To address this particular missing link, the Third International Conference on Financing for Development (FfD3) was held in Addis Ababa from July 13-16, 2015. The conference in its resolution expressed hope that rich countries will live up to their commitment to allocate 0.7 percent of GNI as ODA. It hoped to reform the culture of tax abuse, clamp down on illegal funds transfer, reduce the burden of debt, and stamp out corruption. The conference concluded with participants expressing confidence that financing SDGs will not be a problem. Sadly, the reality is different.
Even if one assumes that the missing financial link has been bridged, can the developing world meet the 169 targets by 2030? Wars, unstable political situation, unequal social structures, diseases such as ebola and low economic development may not allow developing nations to initiate some of the SDGs.
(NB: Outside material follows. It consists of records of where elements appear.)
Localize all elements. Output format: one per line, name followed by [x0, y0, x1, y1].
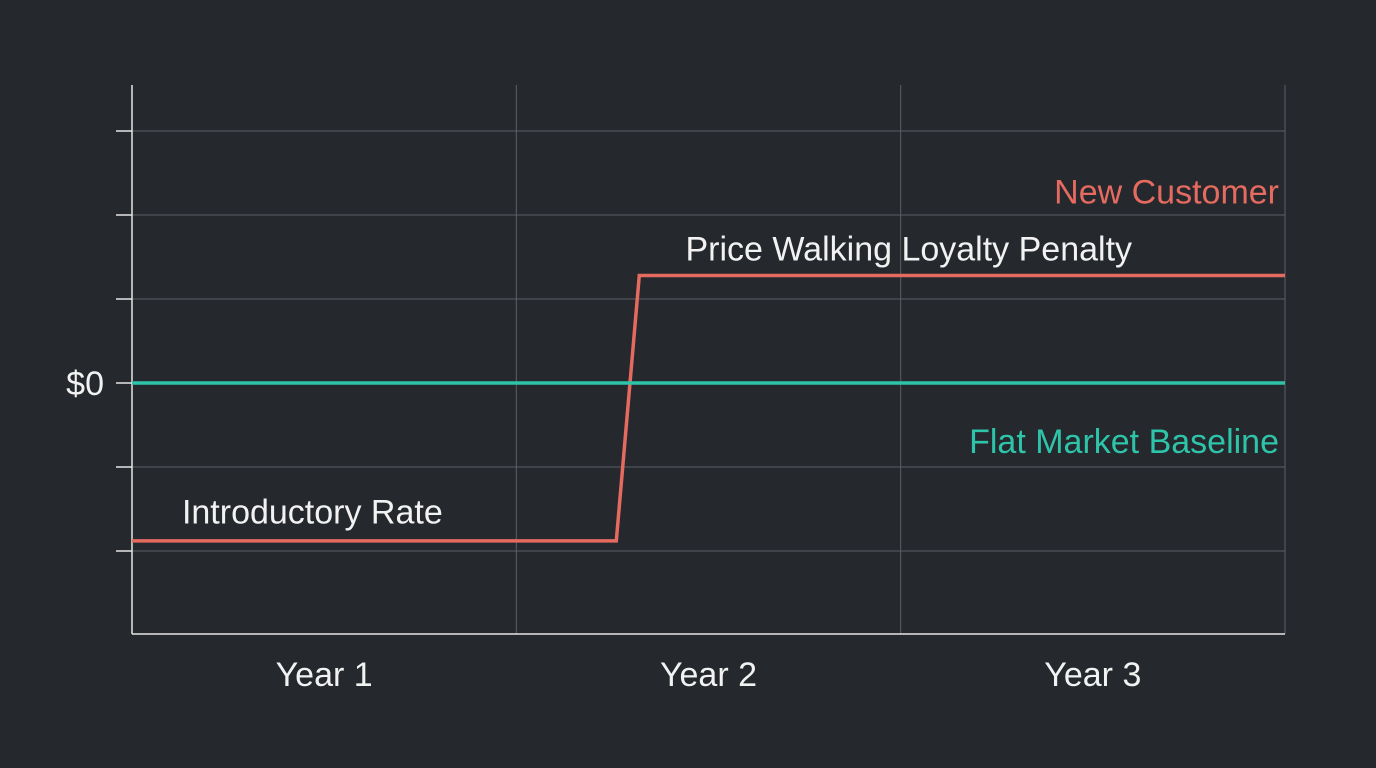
- chart-labels: $0 Year 1 Year 2 Year 3 New Customer Flat Mar…: [66, 173, 1279, 694]
- x-tick-label: Year 3: [1044, 656, 1141, 694]
- series-label-0: New Customer: [1054, 173, 1279, 211]
- x-tick-label: Year 2: [660, 656, 757, 694]
- annotation-0: Introductory Rate: [182, 494, 443, 532]
- grid-lines: [132, 85, 1286, 634]
- axes: [131, 85, 1285, 635]
- series-line-0: [132, 273, 1285, 543]
- axis-ticks: [116, 130, 132, 552]
- annotation-1: Price Walking Loyalty Penalty: [685, 231, 1132, 269]
- series-label-1: Flat Market Baseline: [969, 423, 1279, 461]
- series-lines: [132, 273, 1285, 543]
- x-tick-label: Year 1: [276, 656, 373, 694]
- y-tick-label: $0: [66, 365, 104, 403]
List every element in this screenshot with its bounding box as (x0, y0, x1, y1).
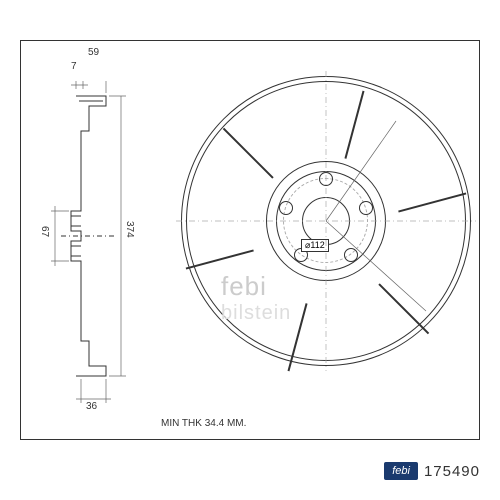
dim-bore: 67 (39, 226, 50, 237)
part-number: 175490 (424, 463, 480, 480)
side-profile-svg (31, 81, 141, 411)
side-view: 7 59 67 374 36 (31, 81, 141, 411)
pcd-label: ⌀112 (301, 239, 329, 252)
dim-hub-depth: 59 (88, 47, 99, 58)
part-number-box: febi 175490 (384, 462, 480, 480)
front-view: ⌀112 (176, 71, 476, 371)
bolt-hole (344, 248, 358, 262)
bolt-hole (279, 201, 293, 215)
bolt-hole (319, 172, 333, 186)
min-thickness-note: MIN THK 34.4 MM. (161, 418, 246, 429)
drawing-frame: 7 59 67 374 36 ⌀112 MIN THK 34.4 MM. feb… (20, 40, 480, 440)
bolt-hole (359, 201, 373, 215)
center-bore (302, 197, 350, 245)
brand-badge: febi (384, 462, 418, 480)
dim-outer-diameter: 374 (124, 221, 135, 238)
dim-thickness: 36 (86, 401, 97, 412)
dim-flange-offset: 7 (71, 61, 77, 72)
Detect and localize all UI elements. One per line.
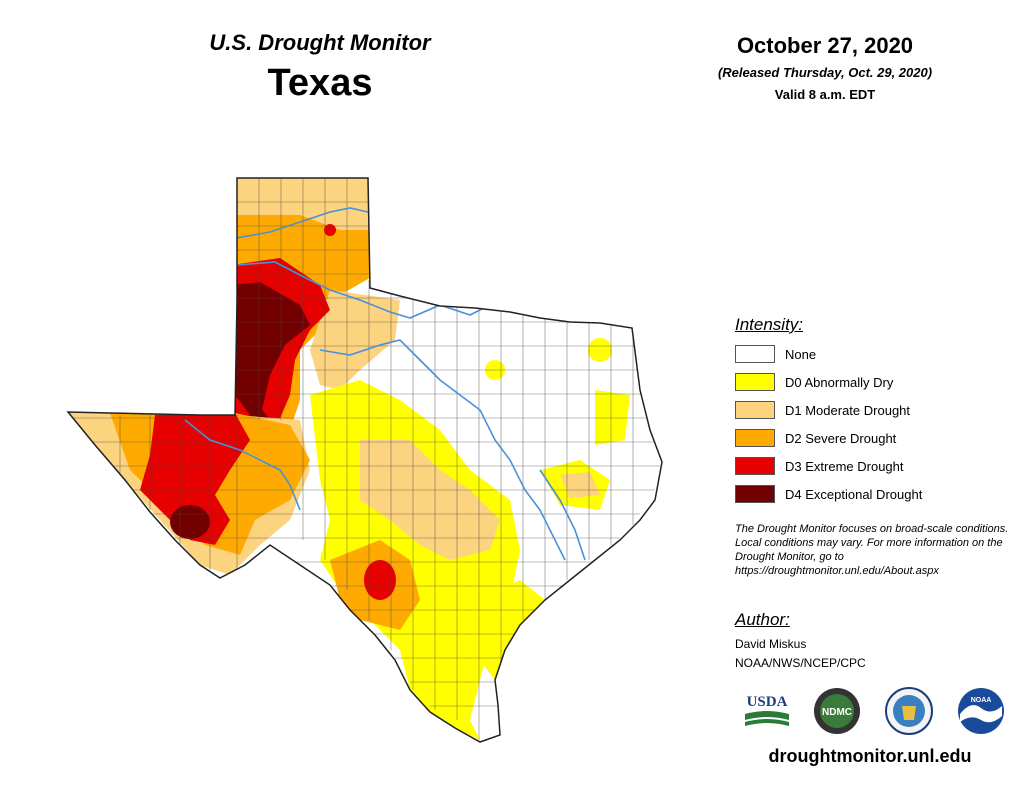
valid-time: Valid 8 a.m. EDT xyxy=(774,87,876,102)
legend-item-none: None xyxy=(735,344,816,364)
map-subtitle: U.S. Drought Monitor xyxy=(209,30,431,55)
legend-label: D3 Extreme Drought xyxy=(785,458,904,474)
legend-label: None xyxy=(785,346,817,362)
legend-label: D1 Moderate Drought xyxy=(785,402,911,418)
legend-swatch xyxy=(735,373,775,391)
legend-label: D0 Abnormally Dry xyxy=(785,374,894,390)
noaa-logo: NOAA xyxy=(958,688,1004,734)
map-title: Texas xyxy=(267,62,373,104)
ndmc-logo: NDMC xyxy=(814,688,860,734)
author-name: David Miskus xyxy=(735,637,807,651)
doc-seal-logo xyxy=(885,687,933,735)
author-heading: Author: xyxy=(735,610,790,629)
legend-swatch xyxy=(735,345,775,363)
legend-item-d4: D4 Exceptional Drought xyxy=(735,484,922,504)
usda-logo: USDA xyxy=(745,694,789,726)
legend-label: D4 Exceptional Drought xyxy=(785,486,923,502)
legend-item-d0: D0 Abnormally Dry xyxy=(735,372,893,392)
legend-label: D2 Severe Drought xyxy=(785,430,897,446)
texas-drought-map xyxy=(66,177,663,743)
legend-swatch xyxy=(735,457,775,475)
map-date: October 27, 2020 xyxy=(736,33,914,58)
legend-item-d3: D3 Extreme Drought xyxy=(735,456,904,476)
website-link[interactable]: droughtmonitor.unl.edu xyxy=(768,746,972,766)
noaa-logo-text: NOAA xyxy=(971,697,992,704)
legend-item-d2: D2 Severe Drought xyxy=(735,428,896,448)
legend-swatch xyxy=(735,485,775,503)
author-org: NOAA/NWS/NCEP/CPC xyxy=(735,656,866,670)
release-date: (Released Thursday, Oct. 29, 2020) xyxy=(717,65,933,80)
disclaimer-note: The Drought Monitor focuses on broad-sca… xyxy=(735,523,1009,577)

Moreover, the absence of democracy, human rights and justice in many developing nations are impediments to SDGs. Besides, climate change may be the biggest challenge to many developing countries. Coping with natural disasters may drain whatever limited resources they have, leaving the fulfilment of SDGs for a later date.
The underlying base of the SDGs is industrialisation, which will generate employment, thus income and consumption (Goal 12). Industrialisation is welcome, but it is not a benign solution, unless climate friendly technologies are invented.
Many experts have dismissed the SDGs as unsustainable. A close examination of the goals would reveal that they are lengthy and quite cumbersome. Some of the goals are vague and unrealistic, several are debatable. Monitoring 169 targets will certainly be difficult. Fewer focused goals would probably have been more realistic.